In 2021 stond er in het Muziektheater een productie van La Damnationa de Faust gepland, een alleraardigste opera met veel koor, vol emotionele expressie en, virtuoze passages; duurt zo’n ruime 2 uur, goed te doen, in tegenstelling tot Les Troyens, een opera die ruim 3 uur in beslag neemt. Berlioz is sowieso al een risico voor een teer gestel, maar Les Troyens is een bezoeking. Prachtig hoor, die grote contrasten in tempo, dynamiek en instrumentatie, die wisseling tussen statige, heroïsche passages en intieme, lyrische momenten, die dynamische spanning en emotionele impact… maar kan het niet wat bondiger?

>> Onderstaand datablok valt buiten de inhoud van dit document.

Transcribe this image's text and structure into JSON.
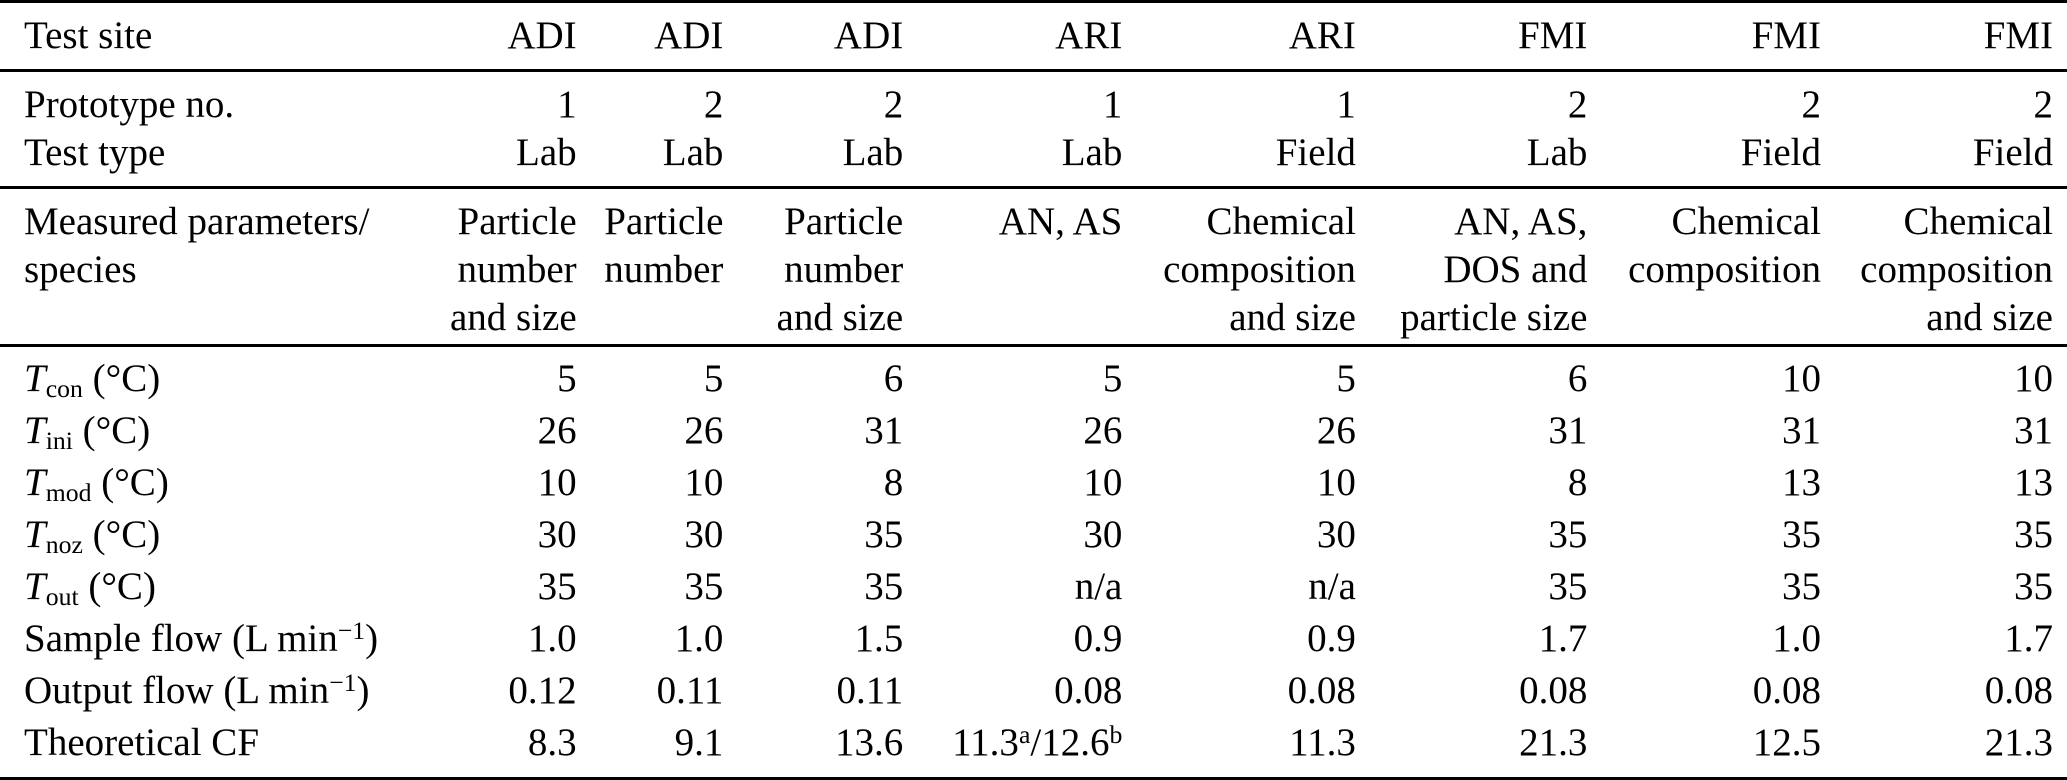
{
  "meta": {
    "background_color": "#ffffff",
    "text_color": "#000000",
    "rule_color": "#000000"
  },
  "table": {
    "sections": [
      {
        "name": "site",
        "rows": [
          {
            "name": "test-site",
            "label": "Test site",
            "cells": [
              "ADI",
              "ADI",
              "ADI",
              "ARI",
              "ARI",
              "FMI",
              "FMI",
              "FMI"
            ]
          }
        ]
      },
      {
        "name": "prototype",
        "rows": [
          {
            "name": "prototype-no",
            "label": "Prototype no.",
            "cells": [
              "1",
              "2",
              "2",
              "1",
              "1",
              "2",
              "2",
              "2"
            ]
          },
          {
            "name": "test-type",
            "label": "Test type",
            "cells": [
              "Lab",
              "Lab",
              "Lab",
              "Lab",
              "Field",
              "Lab",
              "Field",
              "Field"
            ]
          }
        ]
      },
      {
        "name": "measured",
        "rows": [
          {
            "name": "measured-parameters",
            "label": [
              "Measured parameters/",
              "species"
            ],
            "cells": [
              [
                "Particle",
                "number",
                "and size"
              ],
              [
                "Particle",
                "number"
              ],
              [
                "Particle",
                "number",
                "and size"
              ],
              [
                "AN, AS"
              ],
              [
                "Chemical",
                "composition",
                "and size"
              ],
              [
                "AN, AS,",
                "DOS and",
                "particle size"
              ],
              [
                "Chemical",
                "composition"
              ],
              [
                "Chemical",
                "composition",
                "and size"
              ]
            ]
          }
        ]
      },
      {
        "name": "operating",
        "rows": [
          {
            "name": "t-con",
            "label": [
              [
                {
                  "t": "T",
                  "s": "i"
                },
                {
                  "t": "con",
                  "s": "sub"
                },
                {
                  "t": " (°C)"
                }
              ]
            ],
            "cells": [
              "5",
              "5",
              "6",
              "5",
              "5",
              "6",
              "10",
              "10"
            ]
          },
          {
            "name": "t-ini",
            "label": [
              [
                {
                  "t": "T",
                  "s": "i"
                },
                {
                  "t": "ini",
                  "s": "sub"
                },
                {
                  "t": " (°C)"
                }
              ]
            ],
            "cells": [
              "26",
              "26",
              "31",
              "26",
              "26",
              "31",
              "31",
              "31"
            ]
          },
          {
            "name": "t-mod",
            "label": [
              [
                {
                  "t": "T",
                  "s": "i"
                },
                {
                  "t": "mod",
                  "s": "sub"
                },
                {
                  "t": " (°C)"
                }
              ]
            ],
            "cells": [
              "10",
              "10",
              "8",
              "10",
              "10",
              "8",
              "13",
              "13"
            ]
          },
          {
            "name": "t-noz",
            "label": [
              [
                {
                  "t": "T",
                  "s": "i"
                },
                {
                  "t": "noz",
                  "s": "sub"
                },
                {
                  "t": " (°C)"
                }
              ]
            ],
            "cells": [
              "30",
              "30",
              "35",
              "30",
              "30",
              "35",
              "35",
              "35"
            ]
          },
          {
            "name": "t-out",
            "label": [
              [
                {
                  "t": "T",
                  "s": "i"
                },
                {
                  "t": "out",
                  "s": "sub"
                },
                {
                  "t": " (°C)"
                }
              ]
            ],
            "cells": [
              "35",
              "35",
              "35",
              "n/a",
              "n/a",
              "35",
              "35",
              "35"
            ]
          },
          {
            "name": "sample-flow",
            "label": [
              [
                {
                  "t": "Sample flow (L min"
                },
                {
                  "t": "−1",
                  "s": "sup"
                },
                {
                  "t": ")"
                }
              ]
            ],
            "cells": [
              "1.0",
              "1.0",
              "1.5",
              "0.9",
              "0.9",
              "1.7",
              "1.0",
              "1.7"
            ]
          },
          {
            "name": "output-flow",
            "label": [
              [
                {
                  "t": "Output flow (L min"
                },
                {
                  "t": "−1",
                  "s": "sup"
                },
                {
                  "t": ")"
                }
              ]
            ],
            "cells": [
              "0.12",
              "0.11",
              "0.11",
              "0.08",
              "0.08",
              "0.08",
              "0.08",
              "0.08"
            ]
          },
          {
            "name": "theoretical-cf",
            "label": "Theoretical CF",
            "cells": [
              "8.3",
              "9.1",
              "13.6",
              [
                [
                  {
                    "t": "11.3"
                  },
                  {
                    "t": "a",
                    "s": "sup"
                  },
                  {
                    "t": "/12.6"
                  },
                  {
                    "t": "b",
                    "s": "sup"
                  }
                ]
              ],
              "11.3",
              "21.3",
              "12.5",
              "21.3"
            ]
          }
        ]
      }
    ]
  }
}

In 2021 kon die Damnation helaas niet door kon gaan vanwege corona, dus ging men op zoek naar een coronabestendige reserve-opera. Gevonden! Die ersten Menschen: slechts 4 solisten en geen koor, volkomen corona-bestendig. Nu, 4 jaar later, wordt Die ersten Menschen hernomen en dat werpt meteen een essentiële vraag op: waarom eigenlijk? Wij blijven u het antwoord schuldig. Contractuele verplichtingen wellicht, of een gebaar naar Mensen van Nu om weer eens met regisseur Calixto “toch-heb-ik-mooie-producties-van-hem-gezien” Bieto op het affiche te pronken? Als wij het voor het zeggen hadden (Volksleger der DNO-volgers: bewapent u!): wij hadden gekozen voor een van de weinige (zeer) geslaagde DNO-producties, namelijk Königskinder. Maar ja, het publiek smachtte naar Die ersten Menschen. “Die opera moet ik beslist nog een keer zien”, sidderde het door het land. En als er één instantie is die er voortdurend in slaagt om het iederéén naar de zin te maken, dan is het DNO wel. Herinnert u zich de volksfeesten op straten en pleinen nog na de première van Fidelio? De huis-aan-huis verkopers van sneeuwbolletjes met het portret van Beethoven deden goede zaken!

Die ersten Menschen
Componist Rudi Stephan putte voor zijn libretto uit een toneelstuk van Otto Borngräber (ook wel: Borngreber), Die ersten Menschen. Erotisches Mysterium in zwei Akten. Het behandelt de oorsprong van de mensheid, de vroegste vormen van menselijke interactie in een mystieke context. Borngräber verwerkt elementen van filosofie, mythologie en erotiek om te reflecteren op de oermenselijke ervaringen van verlangen, seksualiteit en spiritualiteit. Een klusje dat hij zich niet graag liet ontnemen.
Disfunctioneel gezin
In de opera wordt de oerversie van Het Gezinnetje gepresenteerd, een soort Addams Family redux, bestaande uit Adahm (Kyle Ketelsen), Kajin (Leigh Melrose), Chawa (Annette Dasch) en Chabel (John Osborn). De bijbelvasten onder ons herkennen Adam, Eva, en de gebroeders Kaïn en Abel. Het is een rommeltje in huize Adam-Eva. Chawa zit maar een beetje te dagdromen: wat was haar nu afgeleefde echtgenoot Adahm vroeger toch een lekker ding! Meid, hou op! Adahm is agrariër (?) en werkt zich het leplazarus: ja, weinig tijd voor vrouw en kinderen, dat weten we nu wel, maar wie brengt er anders brood op de plank? Ook haar zoontjes waren vroeger schatjes. Vroeger! Nu is Kajin is een sexual predator, op zoek naar de ultieme buit, die hij nooit zal vinden (Jennifer Lawrence was nog nergens te bekennen). Chabel is een heel eng kereltje. Hij wordt geteisterd door delieren over God c.s. en heeft een incestueus gedachtenleven vol begeerte naar het brandende braambos van Mevrouw Zijn Moeder. Daarvoor is hij bij zijn moeder, Chawa, precies aan het goede adres. (Een ander adres is er trouwens niet.) Daar voelt Kajin zich dan weer onveilig bij, en hij slaat zijn broer de hersens in. Get it over and done with! Het is ook lastig: hoe verwekken 3 mannen en 1 vrouw een mondiaal nageslacht? Het onontkoombare en reeds gegeven antwoord is: via inteelt. Jules de Corte, Beethoven, het Kindeke Jezus, Koningin Juliana, The Elephant Man, Peter Konwitschny… zij allen zijn, net als u en ik, producten van inteelt. Het verklaart veel.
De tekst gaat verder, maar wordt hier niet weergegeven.